As one of the more popular and well-known figures in the sport, he enjoyed a good relationship with UFC brass; he was given four chances to win a title in the octagon. He thinks that history could be leveraged into a productive conversation about how to make the sport better for everyone.
“I would rather work with and build a relationship with the UFC brass and be somebody that can say, hey, if you guys don’t want to do a union or be part of a union, let’s talk about some things that could really help us out as fighters,” Faber told MMAjunkie Radio. “I don’t think having three different groups trying to do a union is the answer. If we’re going to do a union, it has to be unified. It has to be one group, and we all have to come to the same conclusion. We have to work with the UFC and say OK, this is what we’re trying to do. I’d like to pick Dana (White)’s brain and Ari Emanuel’s brain and say, ‘Hey, what’s the problem with having a union? Why wouldn’t you want it? Why would you want it? What are some of the good things that a union could do?’
“I don’t think these guys are unreasonable, and they want to take care of people. So I would work as a go-between. I think it makes better sense for good relationships to talk to organizations, and everybody work toward some better ideas.”

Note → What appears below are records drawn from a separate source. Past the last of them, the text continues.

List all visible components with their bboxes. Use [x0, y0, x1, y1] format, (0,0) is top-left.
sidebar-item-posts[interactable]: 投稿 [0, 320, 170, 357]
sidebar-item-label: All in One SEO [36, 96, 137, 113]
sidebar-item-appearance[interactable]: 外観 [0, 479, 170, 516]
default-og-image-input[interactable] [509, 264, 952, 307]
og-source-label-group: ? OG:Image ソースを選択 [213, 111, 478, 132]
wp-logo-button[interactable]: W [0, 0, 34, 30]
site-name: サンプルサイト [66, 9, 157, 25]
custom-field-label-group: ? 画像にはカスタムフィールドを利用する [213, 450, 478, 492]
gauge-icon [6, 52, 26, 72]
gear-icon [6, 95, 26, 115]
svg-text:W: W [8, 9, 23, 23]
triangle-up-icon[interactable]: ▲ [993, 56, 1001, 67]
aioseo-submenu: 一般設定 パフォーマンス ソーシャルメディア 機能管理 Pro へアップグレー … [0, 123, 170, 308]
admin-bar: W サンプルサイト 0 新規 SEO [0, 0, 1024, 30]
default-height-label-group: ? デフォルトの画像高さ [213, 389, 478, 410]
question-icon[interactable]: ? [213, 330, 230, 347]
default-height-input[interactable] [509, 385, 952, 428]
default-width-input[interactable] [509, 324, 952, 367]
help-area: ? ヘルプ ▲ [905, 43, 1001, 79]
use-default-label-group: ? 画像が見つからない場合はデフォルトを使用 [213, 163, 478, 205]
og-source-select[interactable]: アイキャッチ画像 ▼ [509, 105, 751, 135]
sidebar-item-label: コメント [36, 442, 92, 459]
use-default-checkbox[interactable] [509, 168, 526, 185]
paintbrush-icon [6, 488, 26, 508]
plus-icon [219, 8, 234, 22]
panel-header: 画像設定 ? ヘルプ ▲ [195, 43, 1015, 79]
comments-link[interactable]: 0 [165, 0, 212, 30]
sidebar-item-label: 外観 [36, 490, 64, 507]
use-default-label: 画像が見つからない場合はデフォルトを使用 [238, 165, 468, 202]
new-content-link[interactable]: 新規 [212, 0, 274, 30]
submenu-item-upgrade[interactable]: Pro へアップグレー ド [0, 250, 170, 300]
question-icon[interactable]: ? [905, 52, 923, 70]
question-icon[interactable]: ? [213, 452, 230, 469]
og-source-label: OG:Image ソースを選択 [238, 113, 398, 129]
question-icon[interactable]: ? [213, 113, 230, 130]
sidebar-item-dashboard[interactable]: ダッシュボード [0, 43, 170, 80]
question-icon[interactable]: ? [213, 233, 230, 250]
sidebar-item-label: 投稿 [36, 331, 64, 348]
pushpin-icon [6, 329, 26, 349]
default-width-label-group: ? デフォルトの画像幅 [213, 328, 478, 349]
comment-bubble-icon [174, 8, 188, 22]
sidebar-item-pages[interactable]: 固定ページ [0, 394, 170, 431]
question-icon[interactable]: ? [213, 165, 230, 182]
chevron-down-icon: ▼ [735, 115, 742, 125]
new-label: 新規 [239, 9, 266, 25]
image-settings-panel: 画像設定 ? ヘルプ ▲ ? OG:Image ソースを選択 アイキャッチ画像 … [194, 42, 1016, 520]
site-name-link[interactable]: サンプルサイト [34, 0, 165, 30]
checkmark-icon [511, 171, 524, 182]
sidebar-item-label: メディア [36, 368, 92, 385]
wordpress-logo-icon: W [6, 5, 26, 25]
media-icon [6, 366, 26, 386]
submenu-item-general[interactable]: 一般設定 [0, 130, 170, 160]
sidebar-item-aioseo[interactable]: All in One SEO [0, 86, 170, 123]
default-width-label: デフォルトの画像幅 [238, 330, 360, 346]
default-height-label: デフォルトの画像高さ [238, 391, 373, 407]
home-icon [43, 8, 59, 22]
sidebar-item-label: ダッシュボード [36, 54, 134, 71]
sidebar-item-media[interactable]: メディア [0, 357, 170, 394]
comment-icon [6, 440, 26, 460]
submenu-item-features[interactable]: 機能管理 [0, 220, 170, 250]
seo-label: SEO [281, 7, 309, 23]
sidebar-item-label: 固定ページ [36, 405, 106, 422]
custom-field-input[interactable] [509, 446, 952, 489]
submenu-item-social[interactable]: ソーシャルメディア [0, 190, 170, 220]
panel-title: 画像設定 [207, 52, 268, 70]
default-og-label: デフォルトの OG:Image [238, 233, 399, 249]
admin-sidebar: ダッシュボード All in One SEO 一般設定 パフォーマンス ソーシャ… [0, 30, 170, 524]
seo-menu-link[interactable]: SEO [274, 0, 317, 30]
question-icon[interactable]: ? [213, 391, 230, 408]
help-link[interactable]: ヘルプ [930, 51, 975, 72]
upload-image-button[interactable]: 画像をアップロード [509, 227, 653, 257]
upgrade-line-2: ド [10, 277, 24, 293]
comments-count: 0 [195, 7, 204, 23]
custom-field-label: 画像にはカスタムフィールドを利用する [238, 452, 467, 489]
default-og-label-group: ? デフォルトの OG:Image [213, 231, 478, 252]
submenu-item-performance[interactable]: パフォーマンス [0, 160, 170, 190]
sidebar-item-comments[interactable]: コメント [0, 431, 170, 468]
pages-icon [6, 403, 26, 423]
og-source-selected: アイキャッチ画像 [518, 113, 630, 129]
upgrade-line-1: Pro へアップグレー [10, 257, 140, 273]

Faber expects to visit Las Vegas soon and hopes to meet for an exit interview of sorts with UFC President White. After that, he would like to meet with UFC co-owner Emanuel, with whom he has a somewhat personal connection.
Before Emanuel, the co-CEO of entertainment powerhouse WME-IMG, helped broker a deal to buy the UFC for over $4 billion, Faber briefly served as jiu-jitsu instructor for the executive’s son. Around the same time, he learned of Emanuel’s background as a wrestler.
“I think there’s definitely a voice of reason that could reach that guy because I think he cares about the fighters, as well,” Faber said.
But for the whole thing to work, he said, the other side of the table has to approach the issue as one voice. And that voice needs to be the one that’s really looking out for the long-term interest of fighters.
“It has to be from the right heart, the right place, and with the right people,” Faber said. “I’m going to research it because I definitely am going to be a part of this sport in a lot of different ways.”